How Customers Walk the Walk in L.L.Bean Boots
By Mira Pickus ’25
Trained as an environmental historian under the tutelage of William Cronon, Gross has written about the intersection of consumer culture, American history, and gender. She is currently working on a book called Buckskin to Gore-tex: The Outdoor Industry in American History.
She recently visited Bowdoin to give a talk about the subject, titled “How Outdoor Clothing Became Popular Style.” In her lecture, she explored the evolution of “the wilderness look,” tracing its trajectory from mountain climbing gear to the unspoken uniform of the liberal arts student, Silicon Valley CEO, and hip-hop artist of the ’90s.
Gross began with the famous story of the L.L.Bean boot, near and dear to Mainers and Bowdoin students. Outdoorsman Leon Leonwood Bean needed boots that would keep his feet dry during his adventurous expeditions. To this end, in 1911, he designed the Bean boot, meant to withstand swamp-stepping and rainy days. The model caught on quickly with his peers. And, if any were unsatisfied, Bean personally fixed their shoes. So began L.L.Bean’s image as reliable, grounded, and down-to-earth.

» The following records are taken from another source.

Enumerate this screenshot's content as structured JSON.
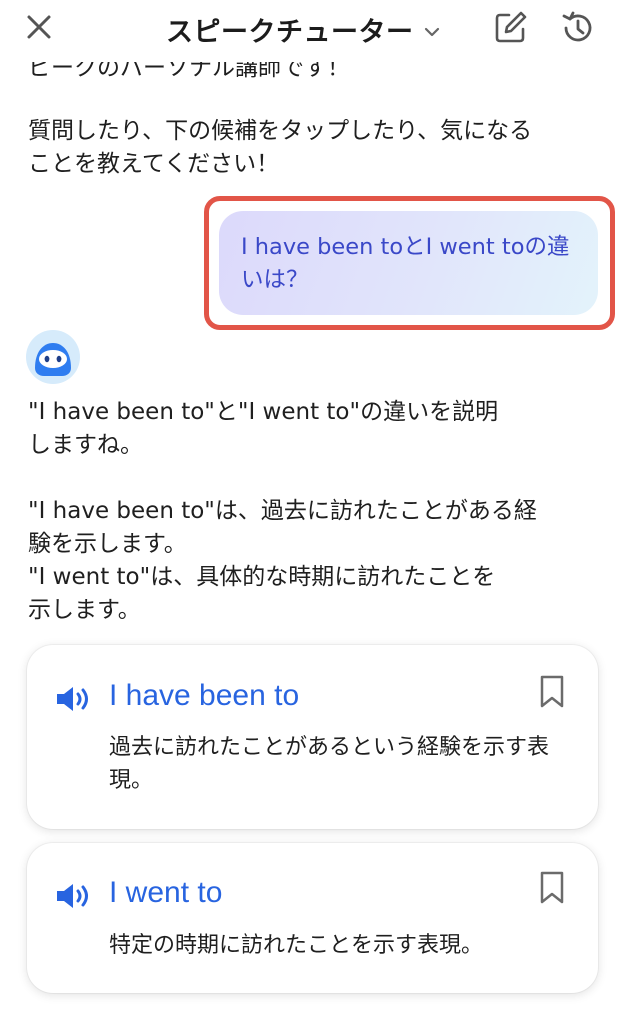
{
  "header": {
    "title": "スピークチューター",
    "icons": [
      "close-icon",
      "chevron-down-icon",
      "edit-icon",
      "history-icon"
    ]
  },
  "intro": {
    "line1": "ピークのパーソナル講師です！",
    "para2": "質問したり、下の候補をタップしたり、気になる\nことを教えてください！"
  },
  "user_message": {
    "text": "I have been toとI went toの違いは？"
  },
  "assistant": {
    "avatar": "tutor-avatar",
    "reply": "\"I have been to\"と\"I went to\"の違いを説明\nしますね。\n\n\"I have been to\"は、過去に訪れたことがある経\n験を示します。\n\"I went to\"は、具体的な時期に訪れたことを\n示します。"
  },
  "cards": [
    {
      "phrase": "I have been to",
      "meaning": "過去に訪れたことがあるという経験を示す表現。"
    },
    {
      "phrase": "I went to",
      "meaning": "特定の時期に訪れたことを示す表現。"
    }
  ],
  "colors": {
    "accent_blue": "#2864e0",
    "highlight_red": "#e25548",
    "bubble_text": "#3a48c8"
  }
}
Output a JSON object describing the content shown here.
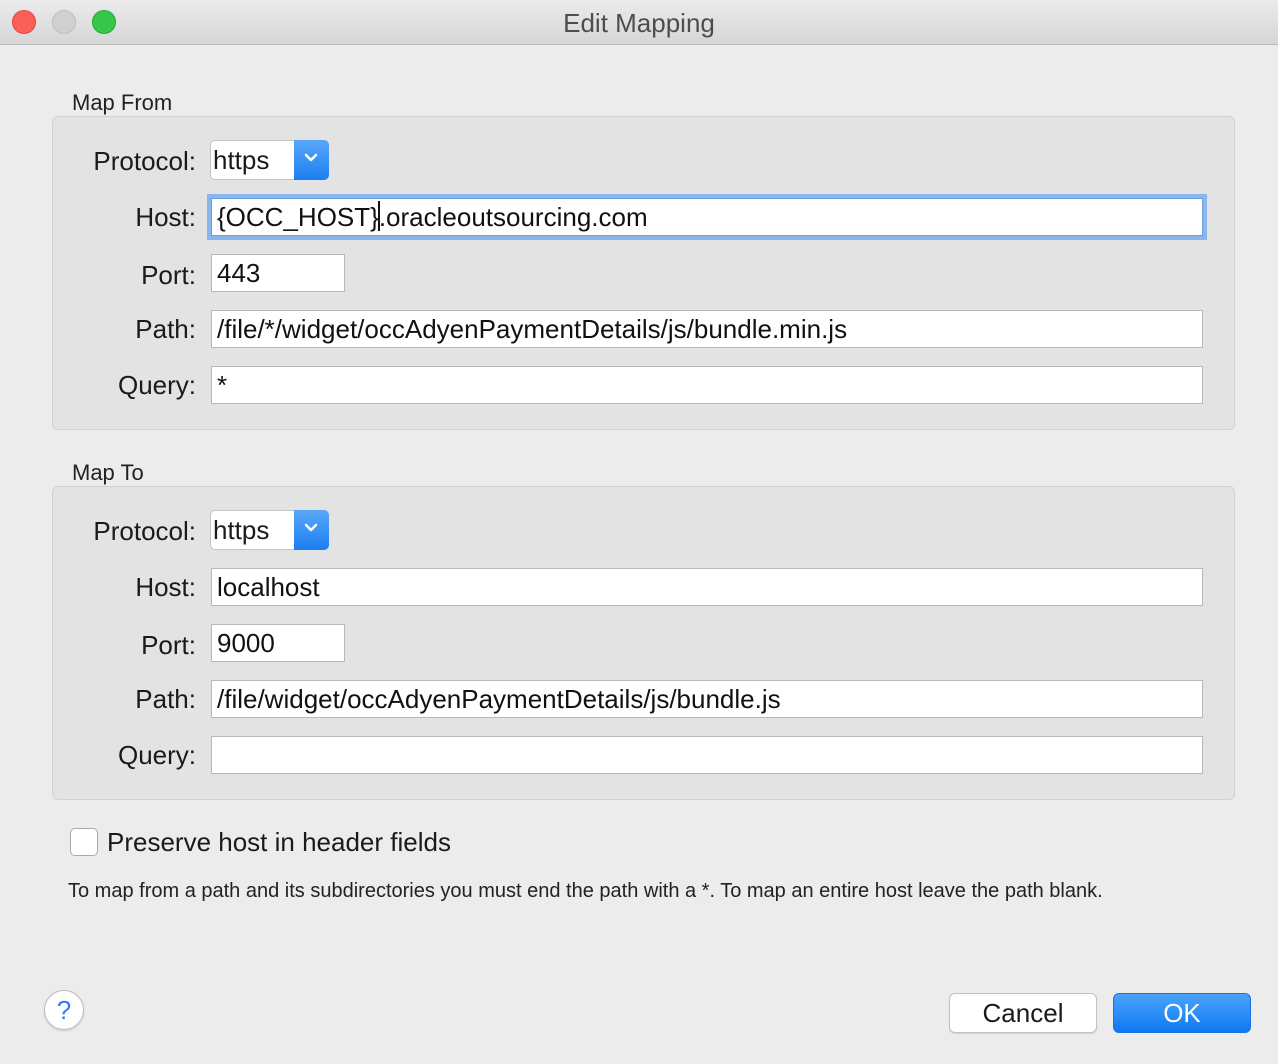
{
  "window": {
    "title": "Edit Mapping"
  },
  "map_from": {
    "section_label": "Map From",
    "protocol_label": "Protocol:",
    "protocol_value": "https",
    "host_label": "Host:",
    "host_value_before_caret": "{OCC_HOST}",
    "host_value_after_caret": ".oracleoutsourcing.com",
    "port_label": "Port:",
    "port_value": "443",
    "path_label": "Path:",
    "path_value": "/file/*/widget/occAdyenPaymentDetails/js/bundle.min.js",
    "query_label": "Query:",
    "query_value": "*"
  },
  "map_to": {
    "section_label": "Map To",
    "protocol_label": "Protocol:",
    "protocol_value": "https",
    "host_label": "Host:",
    "host_value": "localhost",
    "port_label": "Port:",
    "port_value": "9000",
    "path_label": "Path:",
    "path_value": "/file/widget/occAdyenPaymentDetails/js/bundle.js",
    "query_label": "Query:",
    "query_value": ""
  },
  "options": {
    "preserve_host_label": "Preserve host in header fields",
    "preserve_host_checked": false
  },
  "hint_text": "To map from a path and its subdirectories you must end the path with a *. To map an entire host leave the path blank.",
  "buttons": {
    "help": "?",
    "cancel": "Cancel",
    "ok": "OK"
  },
  "colors": {
    "accent": "#1c7ef0",
    "close": "#fc5f57",
    "maximize": "#34c748"
  }
}
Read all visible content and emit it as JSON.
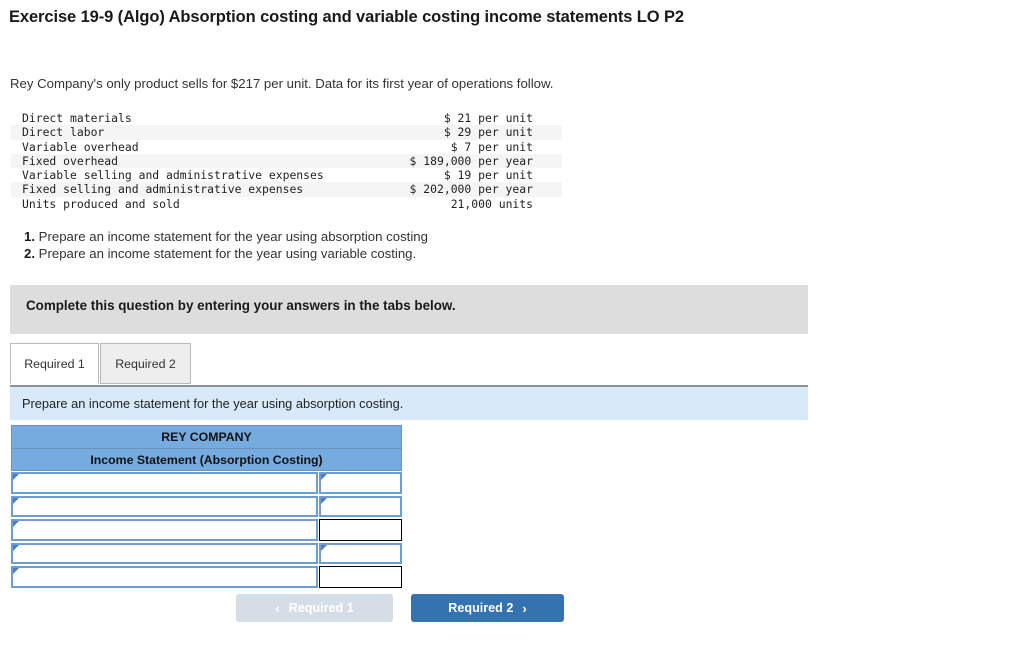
{
  "title": "Exercise 19-9 (Algo) Absorption costing and variable costing income statements LO P2",
  "intro": "Rey Company's only product sells for $217 per unit. Data for its first year of operations follow.",
  "facts": {
    "rows": [
      {
        "label": "Direct materials",
        "value": "$ 21 per unit"
      },
      {
        "label": "Direct labor",
        "value": "$ 29 per unit"
      },
      {
        "label": "Variable overhead",
        "value": "$ 7 per unit"
      },
      {
        "label": "Fixed overhead",
        "value": "$ 189,000 per year"
      },
      {
        "label": "Variable selling and administrative expenses",
        "value": "$ 19 per unit"
      },
      {
        "label": "Fixed selling and administrative expenses",
        "value": "$ 202,000 per year"
      },
      {
        "label": "Units produced and sold",
        "value": "21,000 units"
      }
    ]
  },
  "requirements": [
    {
      "num": "1.",
      "text": "Prepare an income statement for the year using absorption costing"
    },
    {
      "num": "2.",
      "text": "Prepare an income statement for the year using variable costing."
    }
  ],
  "gray_banner": {
    "text": "Complete this question by entering your answers in the tabs below."
  },
  "tabs": [
    {
      "label": "Required 1",
      "active": true
    },
    {
      "label": "Required 2",
      "active": false
    }
  ],
  "blue_bar": {
    "text": "Prepare an income statement for the year using absorption costing."
  },
  "sheet": {
    "company": "REY COMPANY",
    "statement": "Income Statement (Absorption Costing)",
    "rows": [
      {
        "label": "",
        "amount": "",
        "label_style": "blue",
        "amount_style": "blue"
      },
      {
        "label": "",
        "amount": "",
        "label_style": "blue",
        "amount_style": "blue"
      },
      {
        "label": "",
        "amount": "",
        "label_style": "blue",
        "amount_style": "black"
      },
      {
        "label": "",
        "amount": "",
        "label_style": "blue",
        "amount_style": "blue"
      },
      {
        "label": "",
        "amount": "",
        "label_style": "blue",
        "amount_style": "black"
      }
    ]
  },
  "nav": {
    "prev_label": "Required 1",
    "prev_icon": "chevron-left-icon",
    "prev_glyph": "‹",
    "next_label": "Required 2",
    "next_icon": "chevron-right-icon",
    "next_glyph": "›"
  },
  "colors": {
    "header_blue": "#76abe0",
    "action_blue": "#3572b0",
    "disabled_blue": "#d5dee7",
    "info_blue": "#d8eafa",
    "banner_gray": "#dddddd",
    "input_border_blue": "#6d9dd1"
  }
}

Leon Leonwood Bean’s hardy concept was intended for those he considered outdoors people—that is, white male Protestants, like him. Indeed, as the company developed, Bean and his successors sought to safeguard their “intended” consumer base, desiring that their products be sold to the "right kind of people."

Gross explicated the tension between the protective, “heritage"-driven culture of L.L.Bean and similar companies, even as consumers buying their products became more diverse. She drew particular attention to the roles customers in minority demographics played in shaping the trajectory of the outdoor fashion industry.
For instance, in Abercrombie & Fitch’s (A&F) 1970s outdoor fashion campaign subtitled “where blazed trail crosses the Boulevard,” the company attempted to broaden their market to include women. When the company went bankrupt in 1976, competing brands blamed A & F’s failure on “brand dilution.” They saw A & F as a company that had “sacrificed brand history for the sake of fashion," and it became a “cautionary tale” that prompted the likes of L.L.Bean and Eddie Bauer to cling to their histories and heritage narratives.
But, as Gross explained, to some extent it does not matter what the intention of the company is: “Customers make new meanings” out of their purchased products no matter what. Indeed, in 1990s Brooklyn, North Face puffers and Timberland boots became the face of an emerging hip-hop culture. The WASPish brands made their way into verses of rap, like The Notorious B.I.G's “Timbs for my hooligans in Brooklyn.”
And while CEOs might have feared that the Black and brown Brooklyn consumer base “cheapened their brand names,” minority rappers nonetheless appropriated white Americana culture, making “new meanings” out of their products—and in many cases bringing value to the company.